Dans le projet d’une société basée sur l’égalité, la solidarité, l’ouverture et le respect, l’école tient incontestablement une place centrale. Lieu incontournable de l’apprentissage du « vivre ensemble » et de l’acquisition des savoirs et compétences nécessaires à l’autonomie et l’émancipation de chacun, l’école reste, par delà les crises, les questionnements et les changements qui la traversent, une institution sociale et démocratique fondamentale. Les enjeux sont considérables. Si l’égalité d’accès et la « gratuité » scolaire sont théoriquement assurées, notre système scolaire n’en demeure pas moins très inégalitaire, relativement inefficace et financièrement trop lourd pour de nombreuses familles.

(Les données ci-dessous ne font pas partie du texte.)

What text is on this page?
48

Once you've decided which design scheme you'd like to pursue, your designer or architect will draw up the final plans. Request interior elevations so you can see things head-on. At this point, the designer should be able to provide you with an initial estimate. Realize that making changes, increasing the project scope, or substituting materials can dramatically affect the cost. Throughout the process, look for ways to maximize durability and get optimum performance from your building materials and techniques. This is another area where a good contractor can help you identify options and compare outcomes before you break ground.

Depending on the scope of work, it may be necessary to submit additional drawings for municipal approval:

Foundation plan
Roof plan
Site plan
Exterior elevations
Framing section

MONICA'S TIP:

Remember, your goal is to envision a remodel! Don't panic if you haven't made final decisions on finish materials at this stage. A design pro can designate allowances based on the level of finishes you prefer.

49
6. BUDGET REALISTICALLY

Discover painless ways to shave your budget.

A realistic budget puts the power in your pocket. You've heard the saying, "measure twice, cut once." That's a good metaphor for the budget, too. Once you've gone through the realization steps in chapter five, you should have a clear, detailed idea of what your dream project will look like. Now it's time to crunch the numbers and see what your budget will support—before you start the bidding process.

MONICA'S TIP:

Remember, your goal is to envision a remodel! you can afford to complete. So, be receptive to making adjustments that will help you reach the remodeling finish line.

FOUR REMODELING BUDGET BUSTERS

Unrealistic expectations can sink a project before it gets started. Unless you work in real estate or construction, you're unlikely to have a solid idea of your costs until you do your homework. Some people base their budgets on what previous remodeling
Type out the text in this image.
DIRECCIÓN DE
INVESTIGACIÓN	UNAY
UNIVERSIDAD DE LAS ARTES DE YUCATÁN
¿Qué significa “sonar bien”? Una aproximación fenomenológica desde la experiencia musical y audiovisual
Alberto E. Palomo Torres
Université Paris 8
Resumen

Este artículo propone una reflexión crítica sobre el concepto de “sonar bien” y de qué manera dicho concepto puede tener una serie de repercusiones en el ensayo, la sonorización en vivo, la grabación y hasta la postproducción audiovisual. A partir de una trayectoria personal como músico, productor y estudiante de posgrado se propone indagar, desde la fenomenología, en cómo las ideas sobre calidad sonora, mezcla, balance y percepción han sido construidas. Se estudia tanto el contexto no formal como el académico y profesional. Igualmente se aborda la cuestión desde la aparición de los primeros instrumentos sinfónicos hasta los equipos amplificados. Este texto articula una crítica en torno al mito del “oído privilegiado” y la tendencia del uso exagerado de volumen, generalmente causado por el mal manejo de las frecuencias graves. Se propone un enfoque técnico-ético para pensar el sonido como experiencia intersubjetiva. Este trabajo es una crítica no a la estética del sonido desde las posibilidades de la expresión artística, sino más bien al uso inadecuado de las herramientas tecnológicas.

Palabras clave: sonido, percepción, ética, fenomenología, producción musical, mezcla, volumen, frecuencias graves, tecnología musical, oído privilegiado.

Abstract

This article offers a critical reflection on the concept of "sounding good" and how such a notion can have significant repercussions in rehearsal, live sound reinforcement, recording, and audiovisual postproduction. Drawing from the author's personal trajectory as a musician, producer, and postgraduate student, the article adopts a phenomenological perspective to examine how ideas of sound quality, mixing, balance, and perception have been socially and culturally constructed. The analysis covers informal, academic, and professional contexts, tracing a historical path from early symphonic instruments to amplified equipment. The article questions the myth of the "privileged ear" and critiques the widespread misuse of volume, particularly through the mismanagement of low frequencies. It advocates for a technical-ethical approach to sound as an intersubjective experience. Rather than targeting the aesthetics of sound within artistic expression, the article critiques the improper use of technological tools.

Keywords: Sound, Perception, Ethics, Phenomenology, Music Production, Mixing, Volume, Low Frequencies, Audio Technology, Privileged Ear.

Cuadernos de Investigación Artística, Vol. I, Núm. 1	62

L’école de service public, égalitaire et émancipatrice est un chantier largement inachevé. Deux fléaux la menacent conjointement : la dualisation et la marchandisation. Un engagement collectif et des changements structurels sont nécessaires pour les contrer. C’est pourquoi lors des élections de 2004, nous avions mis l’accent sur trois exigences fondamentales : l’égalité scolaire, l’efficacité scolaire et la gratuité scolaire. Le coût social payé pour la formation d’une « élite » scolaire est inacceptable, parce qu’un nombre important de jeunes très majoritairement issus des milieux populaires sont chaque année condamnés à l’échec et à la relégation scolaire, prélude à relégation culturelle, sociale et professionnelle. Ce coût est aussi inefficace, car les puissantes logiques de sélection et de « ghettoïsation » des publics « élèves » à l’œuvre dans l’enseignement en Communauté française tirent son niveau d’efficacité moyen vers le bas, le plaçant en dessous de la moyenne des autres pays industrialisés. En outre, les frais scolaires parfois insupportables pour de nombreuses familles constituent dans les faits un déni de droit à la scolarité.

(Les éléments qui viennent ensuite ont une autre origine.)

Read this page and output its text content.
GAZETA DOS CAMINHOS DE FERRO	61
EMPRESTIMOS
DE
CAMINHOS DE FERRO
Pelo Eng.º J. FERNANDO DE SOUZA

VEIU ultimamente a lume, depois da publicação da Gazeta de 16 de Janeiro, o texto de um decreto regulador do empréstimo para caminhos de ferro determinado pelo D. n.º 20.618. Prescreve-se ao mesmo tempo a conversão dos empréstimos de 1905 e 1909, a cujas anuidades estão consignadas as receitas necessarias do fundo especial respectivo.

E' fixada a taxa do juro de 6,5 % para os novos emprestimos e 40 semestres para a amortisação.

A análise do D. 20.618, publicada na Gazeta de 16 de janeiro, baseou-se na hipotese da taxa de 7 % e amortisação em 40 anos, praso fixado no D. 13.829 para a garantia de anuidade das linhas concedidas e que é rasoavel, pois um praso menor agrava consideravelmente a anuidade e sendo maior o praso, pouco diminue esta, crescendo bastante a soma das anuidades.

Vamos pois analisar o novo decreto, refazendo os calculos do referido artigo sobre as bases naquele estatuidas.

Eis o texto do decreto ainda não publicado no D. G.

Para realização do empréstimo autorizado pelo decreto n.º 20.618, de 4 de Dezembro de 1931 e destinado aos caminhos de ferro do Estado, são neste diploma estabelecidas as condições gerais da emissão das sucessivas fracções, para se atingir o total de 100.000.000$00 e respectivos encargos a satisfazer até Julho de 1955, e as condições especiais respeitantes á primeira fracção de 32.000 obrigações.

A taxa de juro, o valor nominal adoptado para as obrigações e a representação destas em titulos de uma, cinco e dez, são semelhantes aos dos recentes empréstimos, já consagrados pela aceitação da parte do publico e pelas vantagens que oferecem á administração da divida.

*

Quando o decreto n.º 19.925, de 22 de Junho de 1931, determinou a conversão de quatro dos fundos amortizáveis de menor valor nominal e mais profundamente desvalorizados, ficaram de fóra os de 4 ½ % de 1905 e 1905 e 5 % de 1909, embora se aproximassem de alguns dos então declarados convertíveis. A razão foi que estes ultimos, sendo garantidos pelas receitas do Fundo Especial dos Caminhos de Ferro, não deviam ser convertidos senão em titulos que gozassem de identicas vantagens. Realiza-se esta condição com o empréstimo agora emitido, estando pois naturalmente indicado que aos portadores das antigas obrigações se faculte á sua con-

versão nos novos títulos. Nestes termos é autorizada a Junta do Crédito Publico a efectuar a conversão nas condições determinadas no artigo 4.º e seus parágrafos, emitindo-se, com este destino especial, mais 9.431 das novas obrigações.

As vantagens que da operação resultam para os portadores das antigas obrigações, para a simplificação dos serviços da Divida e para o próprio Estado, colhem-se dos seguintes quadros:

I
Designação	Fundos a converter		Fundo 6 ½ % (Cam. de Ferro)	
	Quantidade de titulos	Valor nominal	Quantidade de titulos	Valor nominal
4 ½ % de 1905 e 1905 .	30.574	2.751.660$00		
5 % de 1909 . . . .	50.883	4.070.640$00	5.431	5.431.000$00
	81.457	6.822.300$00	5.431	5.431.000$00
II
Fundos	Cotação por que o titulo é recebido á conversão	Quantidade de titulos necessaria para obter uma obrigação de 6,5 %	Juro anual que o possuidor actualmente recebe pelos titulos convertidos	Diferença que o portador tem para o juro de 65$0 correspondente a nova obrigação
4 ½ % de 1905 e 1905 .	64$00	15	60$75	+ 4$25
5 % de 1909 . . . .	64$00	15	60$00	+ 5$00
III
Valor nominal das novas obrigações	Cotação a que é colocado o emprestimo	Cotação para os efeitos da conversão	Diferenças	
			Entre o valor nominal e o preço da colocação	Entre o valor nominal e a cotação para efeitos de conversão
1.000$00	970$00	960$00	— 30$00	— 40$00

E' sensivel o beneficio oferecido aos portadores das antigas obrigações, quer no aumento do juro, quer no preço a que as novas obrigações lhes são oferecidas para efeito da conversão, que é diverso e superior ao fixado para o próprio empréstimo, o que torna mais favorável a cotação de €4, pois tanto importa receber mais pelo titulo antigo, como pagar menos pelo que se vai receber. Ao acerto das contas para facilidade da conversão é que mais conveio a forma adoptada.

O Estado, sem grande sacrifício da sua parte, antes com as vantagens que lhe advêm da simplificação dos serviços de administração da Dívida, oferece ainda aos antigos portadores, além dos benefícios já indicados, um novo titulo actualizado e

L’accord de gouvernement PS-cdH pour la Communauté française concernant l’enseignement obligatoire était structuré autour d’un projet de contrat stratégique pour l’École se donnant pour finalité de renforcer la qualité et l’équité de l’enseignement ainsi que d’améliorer l’efficacité de son organisation (prise en compte, notamment, des résultats alarmants des enquêtes PISA 2000). Pour ce faire, trois pistes d’actions ont été mises en avant par le gouvernement : recentrer l’enseignement sur les savoirs de base ; revaloriser les filières d’enseignement qualifiant ; améliorer l’organisation, la régulation et le pilotage du système éducatif.

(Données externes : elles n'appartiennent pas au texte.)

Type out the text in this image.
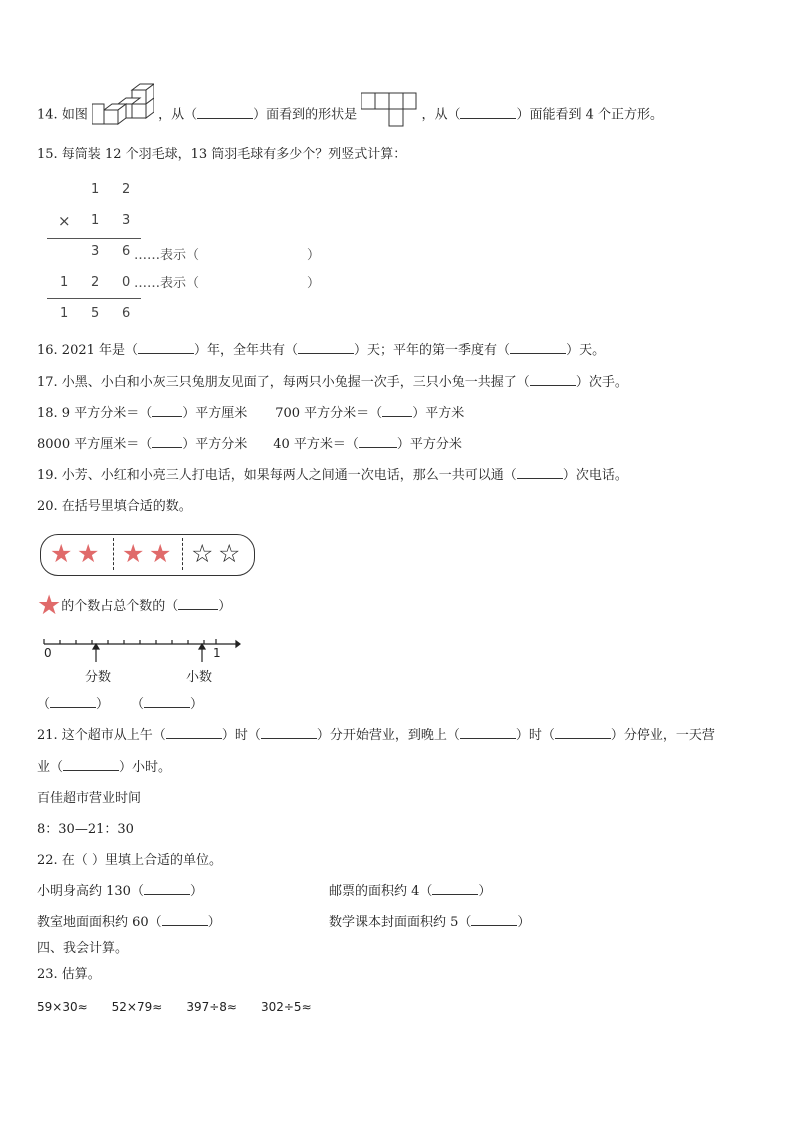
14. 如图	，从（	）面看到的形状是	，从（	）面能看到 4 个正方形。
15. 每筒装 12 个羽毛球，13 筒羽毛球有多少个？列竖式计算：
1 2
× 1 3
3 6 ……表示（	）
1 2 0 ……表示（	）
1 5 6
16. 2021 年是（	）年，全年共有（	）天；平年的第一季度有（	）天。
17. 小黑、小白和小灰三只兔朋友见面了，每两只小兔握一次手，三只小兔一共握了（	）次手。
18. 9 平方分米＝（ ）平方厘米 700 平方分米＝（ ）平方米
8000 平方厘米＝（ ）平方分米 40 平方米＝（	）平方分米
19. 小芳、小红和小亮三人打电话，如果每两人之间通一次电话，那么一共可以通（	）次电话。
20. 在括号里填合适的数。
★ ★ ★ ★ ☆ ☆
★的个数占总个数的（	）
0	1
分数	小数
（	） （	）
21. 这个超市从上午（	）时（	）分开始营业，到晚上（	）时（	）分停业，一天营
业（	）小时。
百佳超市营业时间
8：30—21：30
22. 在（ ）里填上合适的单位。
小明身高约 130（	）	邮票的面积约 4（	）
教室地面面积约 60（	）	数学课本封面面积约 5（	）
四、我会计算。
23. 估算。
59×30≈ 52×79≈ 397÷8≈ 302÷5≈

Ces trois pistes étaient couplées à la volonté d’instaurer un nouveau mode de gouvernance publique. Ce qui donna lieu à la signature d’une Déclaration commune, le 29 novembre 2004, entre le gouvernement, les organisations représentatives de la communauté éducative et les partenaires sociaux. Tous les acteurs du système éducatif y reconnaissaient que le système scolaire en Communauté française est déficient en termes d’équité, de qualité et d’efficacité. Et tous s’accordaient sur six objectifs qualitatifs et quantitatifs à atteindre à l’horizon 2013 (voir encadré ci-dessous), en demandant au gouvernement d’articuler son projet politique autour de trois axes prioritaires : renforcement de la qualité, lutte contre les inégalités, et plan de modernisation du système éducatif.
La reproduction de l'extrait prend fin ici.